Vendu à plus de 1.000 exemplaires en à peine plus de deux mois, le "Nom di Gin" développe des arômes de bergamote et cardamome.
Chaque chose en son temps. D'abord le gin. "J'achète de l'alcool de vin à 96,4 degrés au Portugal, j'essaie vraiment de faire comme là-bas, en distillant mon gin, ce que ne font pas tous les producteurs connus sur la place. Beaucoup utilisent de l'alcool de grain trois fois moins cher et moins fin", explique-t-il. Au bout d'un processus de près de 14 heures, le gin d'Alain Joiret développe des arômes de bergamote et de cardamome. Mis en bouteille à 43 degrés, il peut donc revêtir le label "Premium", délivré aux produits titrant 43 degrés au minimum.

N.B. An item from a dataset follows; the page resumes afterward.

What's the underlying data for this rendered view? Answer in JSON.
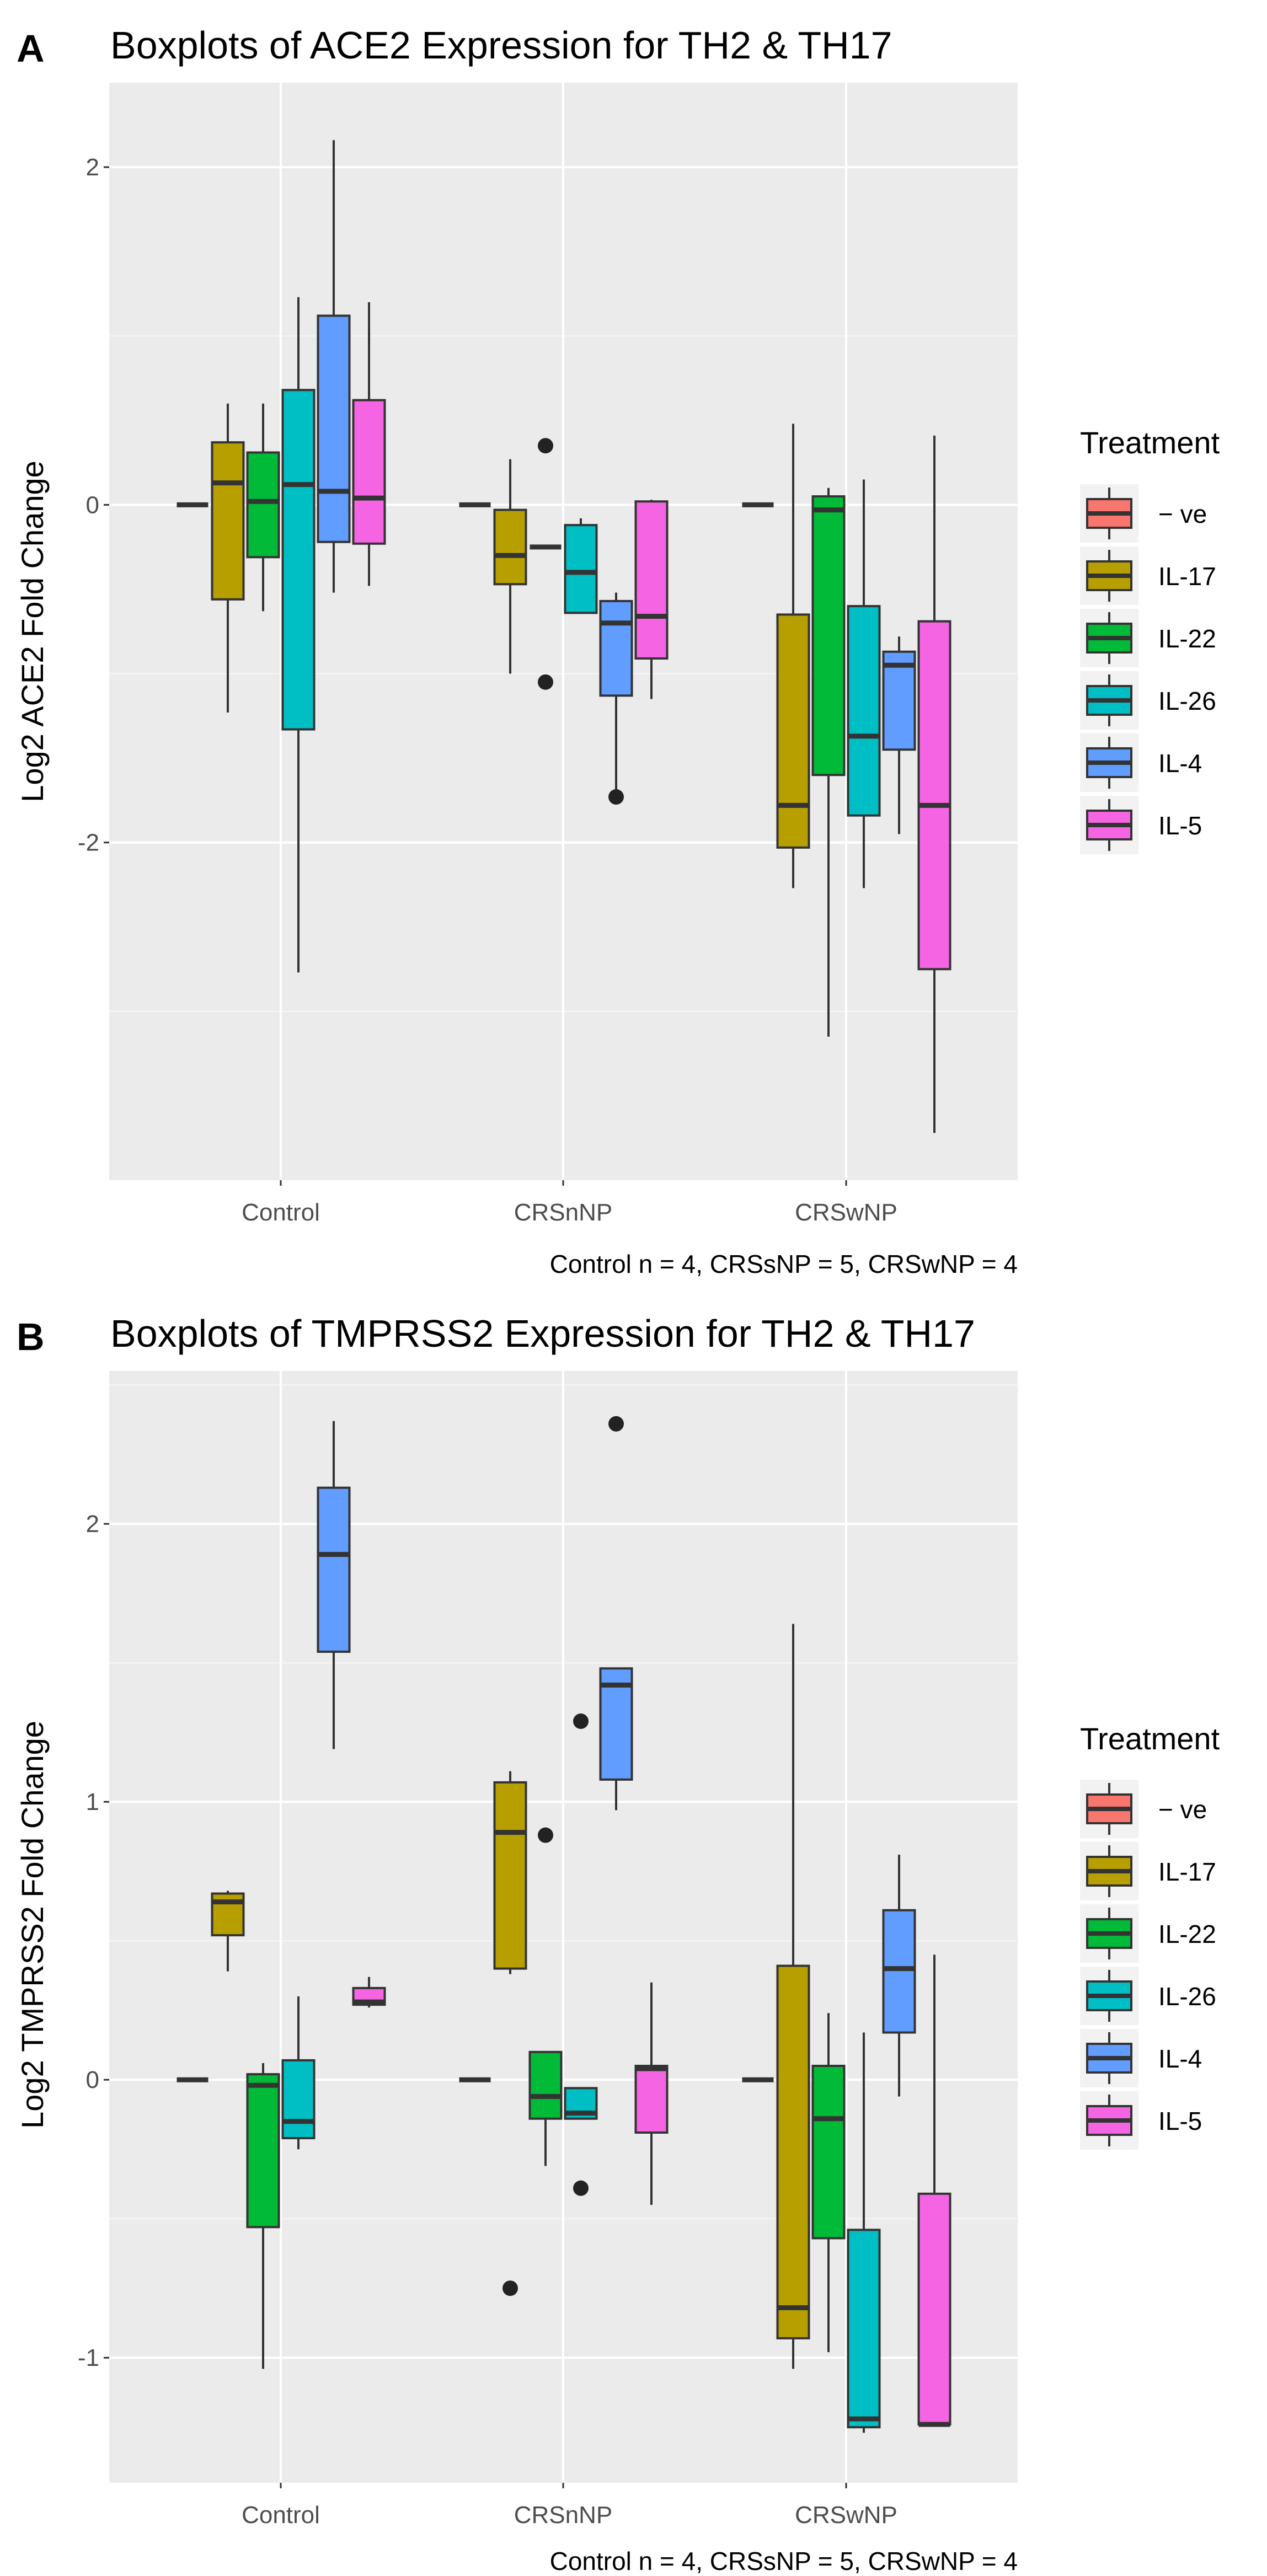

Depuis sa commercialisation courant novembre, "Nom di Gin" (appellation dérivée de l'expression liégeoise favorite d'Alain Joiret "Nom di dju"), le précieux breuvage épicé et aromatique s'est vendu à plus de 1.000 bouteilles et l'engouement est exponentiel. "Je suis un amoureux des épices découvertes lors de nos voyages “sac à dos”. J'aime tellement la gastronomie et les saveurs que j'ai suivi une formation cuisine de trois ans en cours du soir IFAPME." Fumeur amateur de saumon, Alain emmène souvent Caroline en voyage pour partager l'altruisme de sa vision du monde. L'Inde, le Maroc, le Sénégal ou encore l'Égypte (entre bien d'autres pays) sont déjà épinglés sur une mappemonde. "Nom di Gin", c'est la continuité de cet amour pour les bonnes choses, au même titre que le saumon. "Le gin, c'est 50 % de baies de genévrier et 50 % d'imagination", résume-t-il. Et d'ajouter : "Ce travail de distillerie me plaît beaucoup car il complète mon métier. Il y a une plus-value en fabriquant quelque chose. Je ne suis pas bricoleur et à l'exception d'un bic, je ne tenais rien dans mes mains."
Ouvrir les horizons
Pour parler de son parcours de chef d'entreprise, Alain Joiret prend place dans le séjour. Benjamin, son petit garçon venu du bout du monde (d'origine éthiopienne), dessine dans un coin mais garde une oreille sur la conversation menée par ses parents : "Papa, il a toujours plein d'idées !" Ce que confirme la maman, Caroline, comptable de la PME Halleux. "Il est épicurien, a un grand cœur et est bienveillant. Il transmet son enthousiasme à son équipe, son savoir également et n'écrase jamais les gens en utilisant sa grande culture. C'est quelqu'un de motivant."
Pigeon voyageur aussi. Après avoir décroché son diplôme aux HEC (selon lui, "on y apprend rien de la vie, sinon d'apprendre"), Alain Joiret fait son service militaire en Allemagne, dans l'artillerie, avec des Flamands, l'objectif étant de se perfectionner dans les deux langues.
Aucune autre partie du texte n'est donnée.